For years I thought I had fibromyalgia. Now I find out I really have something called myofascial pain syndrome. What's the difference?

Fibromyalgia syndrome (FMS) is a noninflammatory condition with generalized musculoskeletal pain. Experts say this condition is systemic meaning many systems in the body are affected or involved. There is tenderness to touch in a large number of specific areas of the body. Most patients also report many other symptoms as well.

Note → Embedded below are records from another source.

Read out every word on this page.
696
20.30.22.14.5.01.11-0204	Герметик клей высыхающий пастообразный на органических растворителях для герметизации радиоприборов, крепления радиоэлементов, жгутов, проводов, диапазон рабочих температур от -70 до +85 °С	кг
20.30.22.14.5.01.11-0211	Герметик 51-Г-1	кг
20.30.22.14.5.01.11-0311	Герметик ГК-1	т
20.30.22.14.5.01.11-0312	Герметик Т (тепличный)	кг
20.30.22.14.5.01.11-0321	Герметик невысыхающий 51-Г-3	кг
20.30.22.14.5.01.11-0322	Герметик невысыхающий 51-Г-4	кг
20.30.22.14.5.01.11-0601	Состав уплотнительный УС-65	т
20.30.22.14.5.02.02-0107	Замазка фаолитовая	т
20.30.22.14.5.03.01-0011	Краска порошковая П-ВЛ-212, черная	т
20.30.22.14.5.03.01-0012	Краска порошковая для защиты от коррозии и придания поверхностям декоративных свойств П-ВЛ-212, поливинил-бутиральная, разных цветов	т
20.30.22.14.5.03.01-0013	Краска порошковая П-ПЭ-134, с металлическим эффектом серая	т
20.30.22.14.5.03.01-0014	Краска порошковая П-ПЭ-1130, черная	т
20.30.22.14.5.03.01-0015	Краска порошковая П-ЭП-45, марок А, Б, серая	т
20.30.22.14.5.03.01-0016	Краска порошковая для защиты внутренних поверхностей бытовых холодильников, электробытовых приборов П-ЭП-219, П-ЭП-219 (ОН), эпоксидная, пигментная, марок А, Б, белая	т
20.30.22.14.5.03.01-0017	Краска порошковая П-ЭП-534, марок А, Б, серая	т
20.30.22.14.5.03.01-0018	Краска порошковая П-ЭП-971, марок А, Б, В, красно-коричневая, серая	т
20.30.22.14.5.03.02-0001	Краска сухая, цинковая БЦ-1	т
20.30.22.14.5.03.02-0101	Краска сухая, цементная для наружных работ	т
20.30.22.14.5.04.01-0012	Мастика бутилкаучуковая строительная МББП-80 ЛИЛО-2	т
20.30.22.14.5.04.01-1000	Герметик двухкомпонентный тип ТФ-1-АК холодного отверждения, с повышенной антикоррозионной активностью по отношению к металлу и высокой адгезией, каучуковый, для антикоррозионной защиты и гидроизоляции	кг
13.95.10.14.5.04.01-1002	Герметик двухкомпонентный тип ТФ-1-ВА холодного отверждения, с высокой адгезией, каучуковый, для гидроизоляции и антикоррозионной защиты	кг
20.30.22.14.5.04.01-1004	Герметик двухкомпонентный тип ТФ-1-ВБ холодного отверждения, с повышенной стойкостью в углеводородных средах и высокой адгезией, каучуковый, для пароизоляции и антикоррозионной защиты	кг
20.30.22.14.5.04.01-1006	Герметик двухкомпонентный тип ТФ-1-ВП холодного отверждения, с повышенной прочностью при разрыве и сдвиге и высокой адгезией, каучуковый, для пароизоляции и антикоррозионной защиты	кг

Myofascial pain syndrome (MPS) is pain in individual muscles. There may be a few or many areas with trigger points (TrPs) that are painful. TrPs are hyperirritable points of pain in the muscle or fascia over the muscle. TrPs can refer pain to other areas when pressure is applied.

The main finding in myofascial pain syndrome is the TrP, as opposed to tender points in FMS. Both disorders cause muscle pain and aching. Painful symptoms in both conditions are increased with activity. With fibromyalgia there is more generalized aching. Myofascial pain is more direct and localized.

The person with myofascial pain syndrome does not have other symptoms like the individual with FMS. But it is possible to have both FMS and MPS. Treatment is different for each problem.

Elizabeth A. Tough, MSc, et al. Variability of Criteria used to Diagnose Myofascial Trigger Point Syndrome - Evidence from a Review of the Literature. In The Clinical Journal of Pain. March/April 2007. Vol. 23. No. 3. Pp. 278-286.